KUWAIT — A number of countries in the Gulf region are seeking investment opportunities in Iraq, despite the uncertain security and economic development situations there. On Sept. 27, an Emirati-Algerian company obtained the approval of Iraqi Prime Minister Nuri al-Maliki to produce and develop eco-friendly fuel in Iraq.
Kuwait is also considering investing in Iraq as a way to substitute for the reparations it has been owed by Baghdad since the 1991 Gulf War. Kuwait is studying a proposal issued in July by UN Secretary-General Ban Ki-moon that calls for Kuwait to invest reparations in joint projects in Iraq.
Kuwait also confirmed its readiness to discuss ways of directly benefiting the people of Iraq and Kuwait, stressing the desire for a strategic partnership between the two countries, especially in the areas of "infrastructure, tourism, trade and investment."
After the 1991 Gulf War, the UN Security Council ordered Iraq to pay reparations to the countries that suffered due to its occupation of Kuwait. The Iraqi government has to allocate 5 percent of its oil revenues to the payment of reparations, most of which goes to Kuwait.
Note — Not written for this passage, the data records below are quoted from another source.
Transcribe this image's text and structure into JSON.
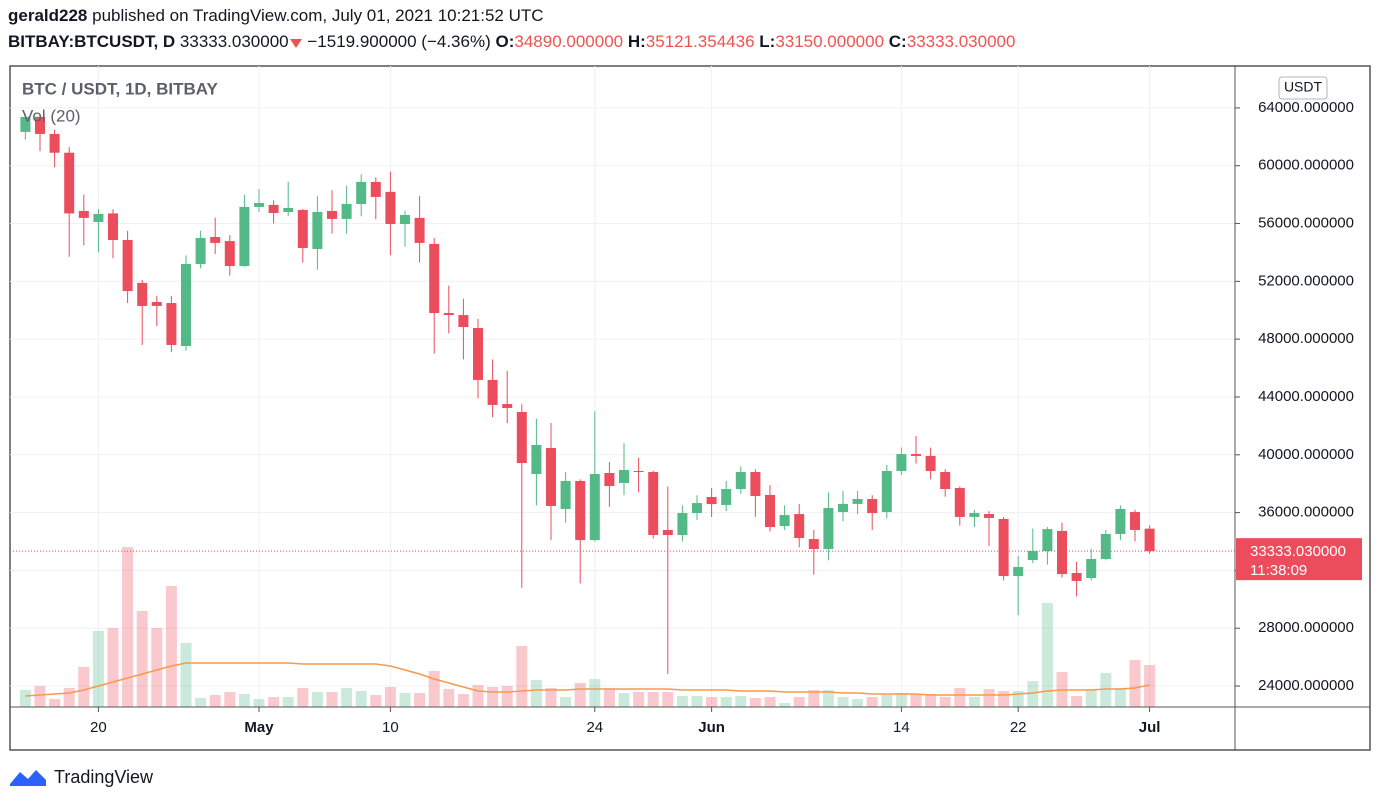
{
  "header": {
    "user": "gerald228",
    "published": "published on TradingView.com, July 01, 2021 10:21:52 UTC",
    "symbol": "BITBAY:BTCUSDT, D",
    "last": "33333.030000",
    "change": "−1519.900000 (−4.36%)",
    "o_label": "O:",
    "o": "34890.000000",
    "h_label": "H:",
    "h": "35121.354436",
    "l_label": "L:",
    "l": "33150.000000",
    "c_label": "C:",
    "c": "33333.030000"
  },
  "chart_data": {
    "type": "candlestick",
    "title": "BTC / USDT, 1D, BITBAY",
    "volume_title": "Vol (20)",
    "currency": "USDT",
    "x": [
      "04-15",
      "04-16",
      "04-17",
      "04-18",
      "04-19",
      "04-20",
      "04-21",
      "04-22",
      "04-23",
      "04-24",
      "04-25",
      "04-26",
      "04-27",
      "04-28",
      "04-29",
      "04-30",
      "05-01",
      "05-02",
      "05-03",
      "05-04",
      "05-05",
      "05-06",
      "05-07",
      "05-08",
      "05-09",
      "05-10",
      "05-11",
      "05-12",
      "05-13",
      "05-14",
      "05-15",
      "05-16",
      "05-17",
      "05-18",
      "05-19",
      "05-20",
      "05-21",
      "05-22",
      "05-23",
      "05-24",
      "05-25",
      "05-26",
      "05-27",
      "05-28",
      "05-29",
      "05-30",
      "05-31",
      "06-01",
      "06-02",
      "06-03",
      "06-04",
      "06-05",
      "06-06",
      "06-07",
      "06-08",
      "06-09",
      "06-10",
      "06-11",
      "06-12",
      "06-13",
      "06-14",
      "06-15",
      "06-16",
      "06-17",
      "06-18",
      "06-19",
      "06-20",
      "06-21",
      "06-22",
      "06-23",
      "06-24",
      "06-25",
      "06-26",
      "06-27",
      "06-28",
      "06-29",
      "06-30",
      "07-01"
    ],
    "open": [
      62340,
      63380,
      62200,
      60900,
      56870,
      56110,
      56700,
      54860,
      51890,
      50570,
      50500,
      47530,
      53200,
      55070,
      54790,
      53060,
      57150,
      57290,
      56800,
      56940,
      54240,
      56870,
      56320,
      57350,
      58880,
      58190,
      55970,
      56390,
      54590,
      49810,
      49670,
      48770,
      45180,
      43510,
      42960,
      38670,
      40470,
      36250,
      38190,
      34100,
      38740,
      38050,
      38880,
      38810,
      34800,
      34450,
      35970,
      37080,
      36530,
      37630,
      38810,
      37220,
      35070,
      35900,
      34170,
      33480,
      36040,
      36600,
      36940,
      36040,
      38880,
      40050,
      39920,
      38810,
      37700,
      35700,
      35900,
      35560,
      31610,
      32720,
      33340,
      34730,
      31820,
      31470,
      32790,
      34520,
      36040,
      34890
    ],
    "high": [
      63600,
      63500,
      62500,
      61300,
      58000,
      57000,
      57000,
      55500,
      52100,
      51000,
      51000,
      53800,
      55500,
      56400,
      55200,
      58000,
      58400,
      57600,
      58900,
      57000,
      57900,
      58300,
      58600,
      59400,
      59200,
      59600,
      56900,
      57900,
      55000,
      51700,
      50800,
      49400,
      46600,
      45800,
      43500,
      42500,
      42200,
      38800,
      38300,
      43000,
      39500,
      40800,
      39800,
      38900,
      37800,
      36500,
      37200,
      37700,
      38200,
      39200,
      39000,
      37900,
      36500,
      36600,
      34800,
      37400,
      37500,
      37500,
      37200,
      39300,
      40500,
      41300,
      40500,
      39000,
      37800,
      36200,
      36100,
      35700,
      33000,
      34900,
      35000,
      35300,
      32600,
      33500,
      34800,
      36500,
      36200,
      35121.354436
    ],
    "low": [
      61800,
      61000,
      59900,
      53700,
      54500,
      54000,
      53600,
      50500,
      47600,
      48900,
      47100,
      47200,
      52900,
      53900,
      52400,
      53000,
      56800,
      56000,
      56500,
      53300,
      52800,
      55300,
      55300,
      56500,
      56300,
      53800,
      54400,
      53300,
      47000,
      48400,
      46600,
      43900,
      42600,
      42200,
      30800,
      36500,
      34100,
      35300,
      31100,
      34000,
      36400,
      37200,
      37400,
      34200,
      24830,
      34000,
      35500,
      35700,
      36100,
      37300,
      35700,
      34700,
      34800,
      33600,
      31700,
      32700,
      35400,
      35900,
      34800,
      35600,
      38600,
      39400,
      38300,
      37100,
      35100,
      35000,
      33700,
      31300,
      28900,
      32500,
      32400,
      31500,
      30200,
      31300,
      32700,
      34100,
      34000,
      33150
    ],
    "close": [
      63380,
      62200,
      60900,
      56700,
      56390,
      56660,
      54860,
      51330,
      50300,
      50300,
      47600,
      53200,
      55000,
      54660,
      53060,
      57150,
      57420,
      56730,
      57080,
      54310,
      56800,
      56320,
      57350,
      58880,
      57840,
      55970,
      56590,
      54660,
      49810,
      49670,
      48840,
      45180,
      43450,
      43240,
      39430,
      40680,
      36460,
      38190,
      34100,
      38670,
      37840,
      38950,
      38810,
      34450,
      34450,
      35970,
      36660,
      36590,
      37630,
      38810,
      37150,
      35000,
      35830,
      34240,
      33480,
      36320,
      36600,
      36940,
      35970,
      38880,
      40050,
      39920,
      38880,
      37630,
      35700,
      35970,
      35630,
      31610,
      32240,
      33340,
      34860,
      31750,
      31270,
      32790,
      34520,
      36250,
      34800,
      33333.03
    ],
    "volume": [
      17,
      21,
      8,
      19,
      40,
      76,
      79,
      160,
      96,
      79,
      121,
      64,
      9,
      12,
      15,
      13,
      8,
      10,
      10,
      19,
      15,
      15,
      19,
      16,
      12,
      20,
      14,
      14,
      36,
      18,
      13,
      22,
      20,
      21,
      61,
      27,
      19,
      10,
      24,
      28,
      19,
      14,
      15,
      15,
      15,
      11,
      11,
      10,
      10,
      11,
      9,
      10,
      4,
      10,
      17,
      17,
      10,
      8,
      10,
      12,
      14,
      13,
      13,
      10,
      19,
      10,
      18,
      16,
      16,
      26,
      104,
      35,
      11,
      18,
      34,
      19,
      47,
      42
    ],
    "volume_ma": [
      11,
      12,
      13,
      14,
      17,
      21,
      25,
      29,
      33,
      37,
      41,
      44,
      44,
      44,
      44,
      44,
      44,
      44,
      44,
      43,
      43,
      43,
      43,
      43,
      43,
      41,
      37,
      33,
      28,
      24,
      20,
      16,
      15,
      15,
      16,
      17,
      17,
      17,
      18,
      18,
      18,
      18,
      18,
      18,
      18,
      17,
      17,
      17,
      17,
      16,
      16,
      16,
      15,
      15,
      15,
      15,
      14,
      14,
      13,
      13,
      13,
      13,
      12,
      12,
      12,
      12,
      12,
      12,
      13,
      14,
      16,
      17,
      17,
      17,
      18,
      18,
      19,
      22
    ],
    "up_color": "#53b987",
    "down_color": "#eb4d5c",
    "volume_ma_color": "#f79a4c",
    "ylim": [
      22550,
      66900
    ],
    "volume_ylim": [
      0,
      200
    ],
    "yticks": [
      {
        "value": 24000,
        "label": "24000.000000"
      },
      {
        "value": 28000,
        "label": "28000.000000"
      },
      {
        "value": 32000,
        "label": "32000.000000"
      },
      {
        "value": 36000,
        "label": "36000.000000"
      },
      {
        "value": 40000,
        "label": "40000.000000"
      },
      {
        "value": 44000,
        "label": "44000.000000"
      },
      {
        "value": 48000,
        "label": "48000.000000"
      },
      {
        "value": 52000,
        "label": "52000.000000"
      },
      {
        "value": 56000,
        "label": "56000.000000"
      },
      {
        "value": 60000,
        "label": "60000.000000"
      },
      {
        "value": 64000,
        "label": "64000.000000"
      }
    ],
    "xticks": [
      {
        "value": "04-20",
        "label": "20"
      },
      {
        "value": "05-01",
        "label": "May"
      },
      {
        "value": "05-10",
        "label": "10"
      },
      {
        "value": "05-24",
        "label": "24"
      },
      {
        "value": "06-01",
        "label": "Jun"
      },
      {
        "value": "06-14",
        "label": "14"
      },
      {
        "value": "06-22",
        "label": "22"
      },
      {
        "value": "07-01",
        "label": "Jul"
      }
    ],
    "last_price_label": "33333.030000",
    "countdown": "11:38:09",
    "grid": true
  },
  "footer": {
    "brand": "TradingView"
  }
}
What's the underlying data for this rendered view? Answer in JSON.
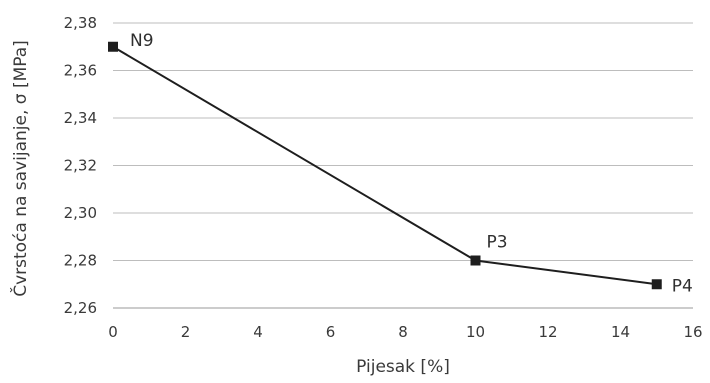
{
  "chart_data": {
    "type": "line",
    "xlabel": "Pijesak [%]",
    "ylabel": "Čvrstoća na savijanje, σ [MPa]",
    "xlim": [
      0,
      16
    ],
    "ylim": [
      2.26,
      2.38
    ],
    "x_ticks": [
      0,
      2,
      4,
      6,
      8,
      10,
      12,
      14,
      16
    ],
    "y_ticks": [
      "2,26",
      "2,28",
      "2,30",
      "2,32",
      "2,34",
      "2,36",
      "2,38"
    ],
    "grid": "horizontal",
    "series": [
      {
        "points": [
          {
            "x": 0,
            "y": 2.37,
            "label": "N9"
          },
          {
            "x": 10,
            "y": 2.28,
            "label": "P3"
          },
          {
            "x": 15,
            "y": 2.27,
            "label": "P4"
          }
        ]
      }
    ],
    "colors": {
      "line": "#1e1e1e",
      "grid": "#bdbdbd"
    }
  }
}
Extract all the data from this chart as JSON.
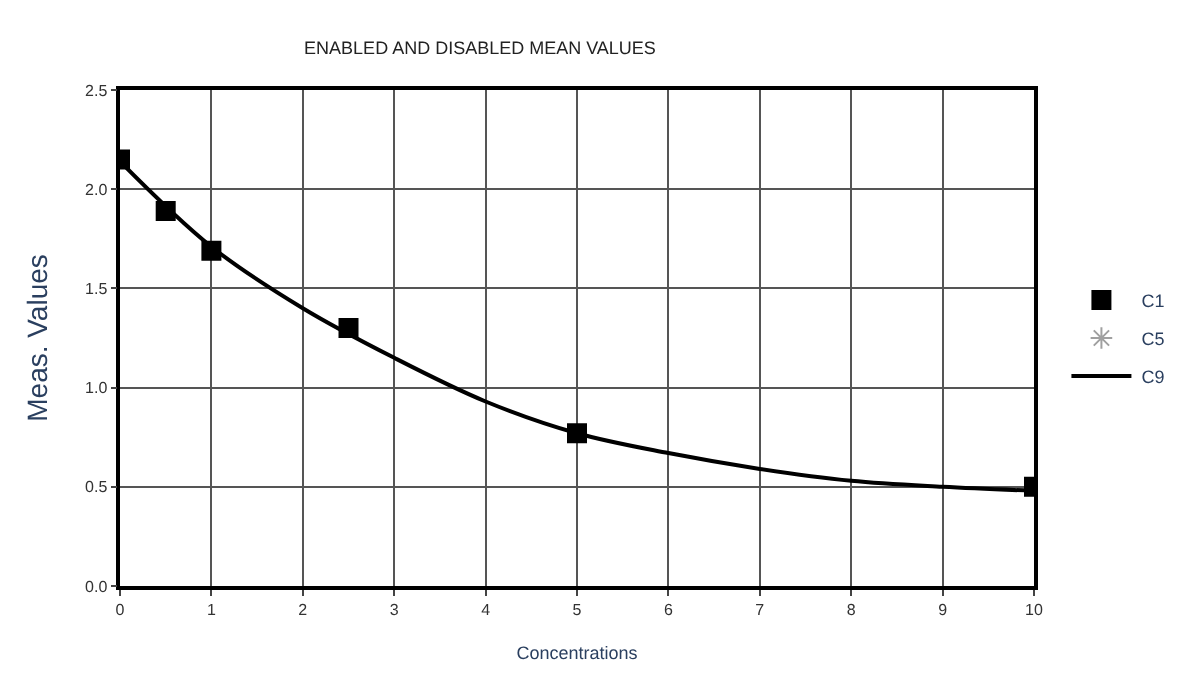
{
  "chart_data": {
    "type": "scatter",
    "title": "ENABLED AND DISABLED MEAN VALUES",
    "xlabel": "Concentrations",
    "ylabel": "Meas. Values",
    "series": [
      {
        "name": "C1",
        "marker": "square",
        "color": "#000000",
        "x": [
          0,
          0.5,
          1,
          2.5,
          5,
          10
        ],
        "values": [
          2.15,
          1.89,
          1.69,
          1.3,
          0.77,
          0.5
        ]
      },
      {
        "name": "C5",
        "marker": "star",
        "color": "#a0a0a0",
        "values": [
          null
        ]
      },
      {
        "name": "C9",
        "type": "line",
        "marker": "none",
        "color": "#000000",
        "x": [
          0,
          1,
          2,
          3,
          4,
          5,
          6,
          7,
          8,
          9,
          10
        ],
        "values": [
          2.14,
          1.71,
          1.4,
          1.15,
          0.93,
          0.77,
          0.67,
          0.59,
          0.53,
          0.5,
          0.48
        ]
      }
    ],
    "xlim": [
      0,
      10
    ],
    "xticks": [
      0,
      1,
      2,
      3,
      4,
      5,
      6,
      7,
      8,
      9,
      10
    ],
    "ylim": [
      0,
      2.5
    ],
    "yticks": [
      {
        "value": 0,
        "label": "0.0"
      },
      0.5,
      {
        "value": 1,
        "label": "1.0"
      },
      1.5,
      {
        "value": 2,
        "label": "2.0"
      },
      2.5
    ],
    "grid": true,
    "legend": "right"
  }
}
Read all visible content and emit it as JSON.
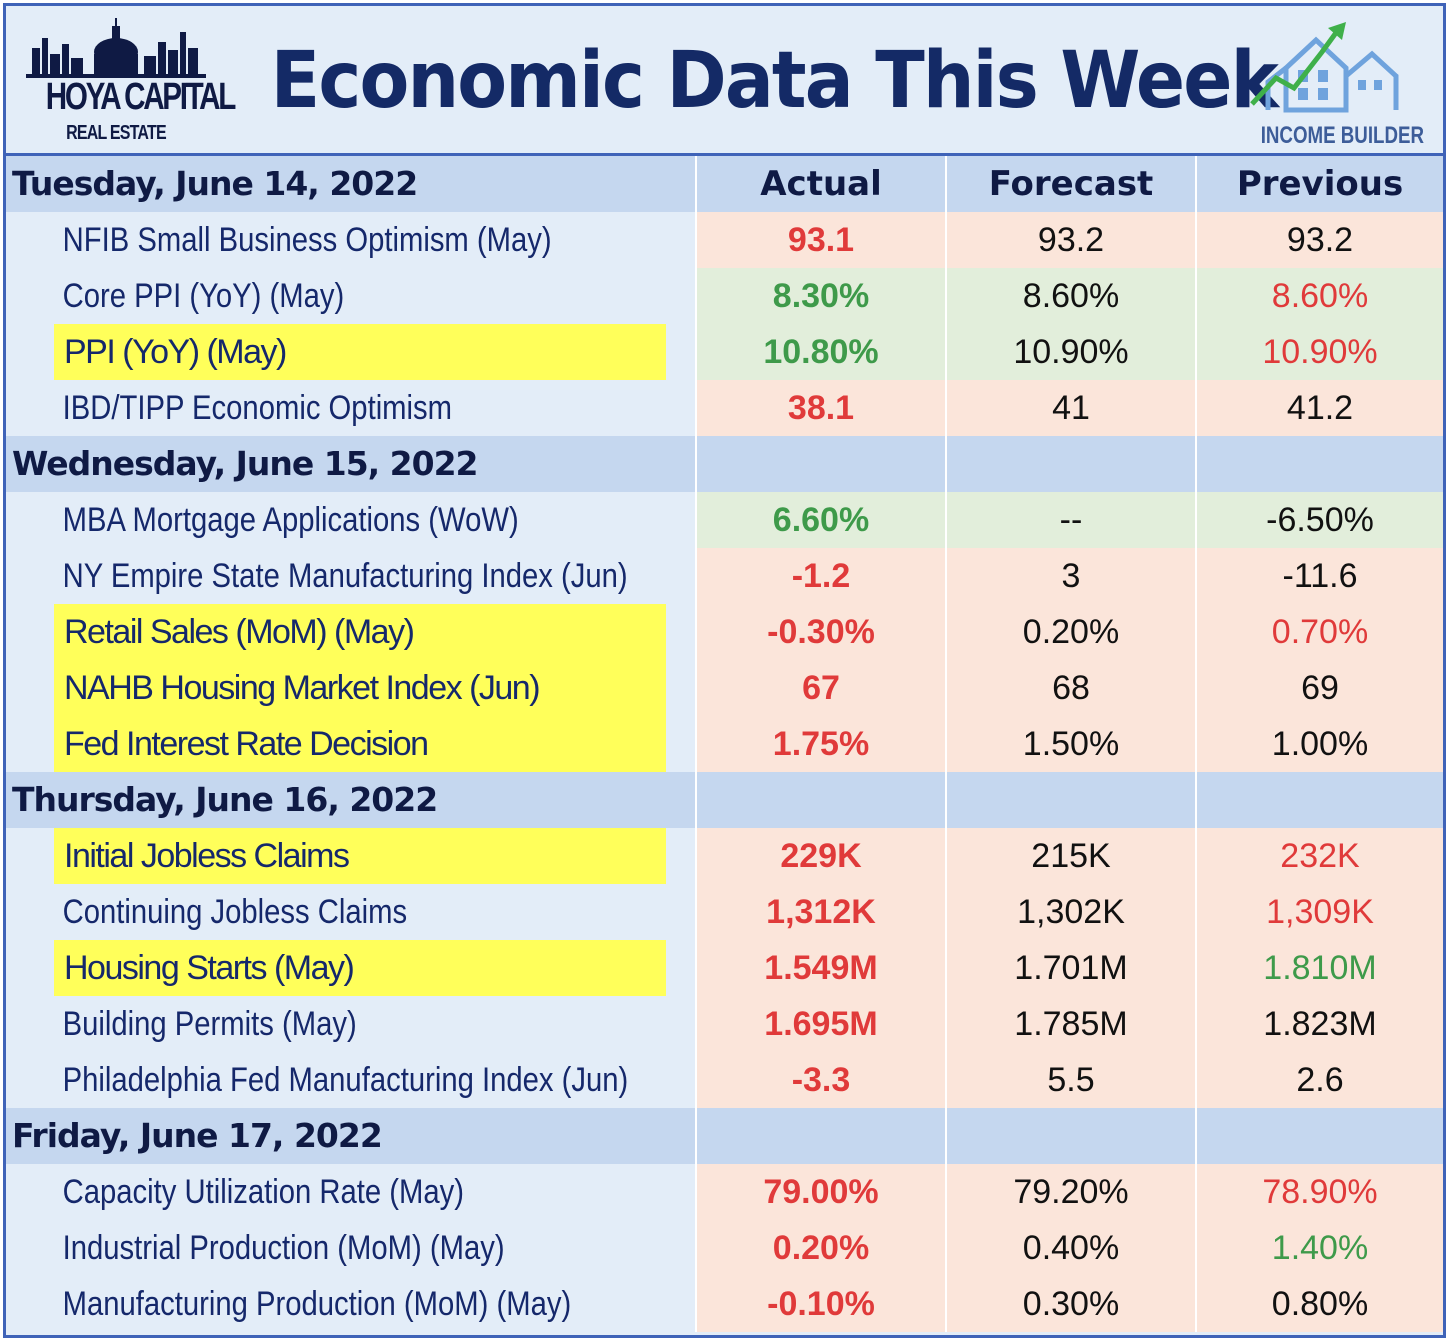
{
  "header": {
    "title": "Economic Data This Week",
    "logo_left_text": "HOYA CAPITAL",
    "logo_left_sub": "REAL ESTATE",
    "logo_right_sub": "INCOME BUILDER"
  },
  "columns": {
    "actual": "Actual",
    "forecast": "Forecast",
    "previous": "Previous"
  },
  "colors": {
    "red_bg": "#fbe5da",
    "green_bg": "#e2eedb",
    "highlight": "#ffff5a",
    "red_text": "#e03a3a",
    "green_text": "#3e9a4a"
  },
  "rows": [
    {
      "type": "day",
      "label": "Tuesday, June 14, 2022",
      "show_headers": true
    },
    {
      "type": "item",
      "label": "NFIB Small Business Optimism (May)",
      "actual": "93.1",
      "forecast": "93.2",
      "previous": "93.2",
      "highlight": false,
      "row_tone": "red",
      "actual_tone": "red",
      "previous_tone": "dark"
    },
    {
      "type": "item",
      "label": "Core PPI (YoY) (May)",
      "actual": "8.30%",
      "forecast": "8.60%",
      "previous": "8.60%",
      "highlight": false,
      "row_tone": "green",
      "actual_tone": "green",
      "previous_tone": "red"
    },
    {
      "type": "item",
      "label": "PPI (YoY) (May)",
      "actual": "10.80%",
      "forecast": "10.90%",
      "previous": "10.90%",
      "highlight": true,
      "row_tone": "green",
      "actual_tone": "green",
      "previous_tone": "red"
    },
    {
      "type": "item",
      "label": "IBD/TIPP Economic Optimism",
      "actual": "38.1",
      "forecast": "41",
      "previous": "41.2",
      "highlight": false,
      "row_tone": "red",
      "actual_tone": "red",
      "previous_tone": "dark"
    },
    {
      "type": "day",
      "label": "Wednesday, June 15, 2022",
      "show_headers": false
    },
    {
      "type": "item",
      "label": "MBA Mortgage Applications (WoW)",
      "actual": "6.60%",
      "forecast": "--",
      "previous": "-6.50%",
      "highlight": false,
      "row_tone": "green",
      "actual_tone": "green",
      "previous_tone": "dark"
    },
    {
      "type": "item",
      "label": "NY Empire State Manufacturing Index (Jun)",
      "actual": "-1.2",
      "forecast": "3",
      "previous": "-11.6",
      "highlight": false,
      "row_tone": "red",
      "actual_tone": "red",
      "previous_tone": "dark"
    },
    {
      "type": "item",
      "label": "Retail Sales (MoM) (May)",
      "actual": "-0.30%",
      "forecast": "0.20%",
      "previous": "0.70%",
      "highlight": true,
      "row_tone": "red",
      "actual_tone": "red",
      "previous_tone": "red"
    },
    {
      "type": "item",
      "label": "NAHB Housing Market Index (Jun)",
      "actual": "67",
      "forecast": "68",
      "previous": "69",
      "highlight": true,
      "row_tone": "red",
      "actual_tone": "red",
      "previous_tone": "dark"
    },
    {
      "type": "item",
      "label": "Fed Interest Rate Decision",
      "actual": "1.75%",
      "forecast": "1.50%",
      "previous": "1.00%",
      "highlight": true,
      "row_tone": "red",
      "actual_tone": "red",
      "previous_tone": "dark"
    },
    {
      "type": "day",
      "label": "Thursday, June 16, 2022",
      "show_headers": false
    },
    {
      "type": "item",
      "label": "Initial Jobless Claims",
      "actual": "229K",
      "forecast": "215K",
      "previous": "232K",
      "highlight": true,
      "row_tone": "red",
      "actual_tone": "red",
      "previous_tone": "red"
    },
    {
      "type": "item",
      "label": "Continuing Jobless Claims",
      "actual": "1,312K",
      "forecast": "1,302K",
      "previous": "1,309K",
      "highlight": false,
      "row_tone": "red",
      "actual_tone": "red",
      "previous_tone": "red"
    },
    {
      "type": "item",
      "label": "Housing Starts (May)",
      "actual": "1.549M",
      "forecast": "1.701M",
      "previous": "1.810M",
      "highlight": true,
      "row_tone": "red",
      "actual_tone": "red",
      "previous_tone": "green"
    },
    {
      "type": "item",
      "label": "Building Permits (May)",
      "actual": "1.695M",
      "forecast": "1.785M",
      "previous": "1.823M",
      "highlight": false,
      "row_tone": "red",
      "actual_tone": "red",
      "previous_tone": "dark"
    },
    {
      "type": "item",
      "label": "Philadelphia Fed Manufacturing Index (Jun)",
      "actual": "-3.3",
      "forecast": "5.5",
      "previous": "2.6",
      "highlight": false,
      "row_tone": "red",
      "actual_tone": "red",
      "previous_tone": "dark"
    },
    {
      "type": "day",
      "label": "Friday, June 17, 2022",
      "show_headers": false
    },
    {
      "type": "item",
      "label": "Capacity Utilization Rate (May)",
      "actual": "79.00%",
      "forecast": "79.20%",
      "previous": "78.90%",
      "highlight": false,
      "row_tone": "red",
      "actual_tone": "red",
      "previous_tone": "red"
    },
    {
      "type": "item",
      "label": "Industrial Production (MoM) (May)",
      "actual": "0.20%",
      "forecast": "0.40%",
      "previous": "1.40%",
      "highlight": false,
      "row_tone": "red",
      "actual_tone": "red",
      "previous_tone": "green"
    },
    {
      "type": "item",
      "label": "Manufacturing Production (MoM) (May)",
      "actual": "-0.10%",
      "forecast": "0.30%",
      "previous": "0.80%",
      "highlight": false,
      "row_tone": "red",
      "actual_tone": "red",
      "previous_tone": "dark"
    }
  ]
}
Iraq has already paid US$27.6 billion in reparations to individuals, organisations, companies and governments, nearly half of which was paid to Kuwait. Iraq recently called on the UN Security Council to rescind the war reparations still due to Kuwait.
Baghdad said under current arrangements it still owes $24 billion to Kuwait alone. Kuwait is also asking for the return of property stolen during the invasion, along with the return of the remaining prisoners of war and the demarcation of maritime borders between the two countries.
Kuwait apparently is ready to support Iraq's effort to exit from Chapter VII provisions of the UN Charter that the Security Council drew upon to impose severe sanctions on Iraq. This will, however, require Iraq's full compliance with related UN resolutions.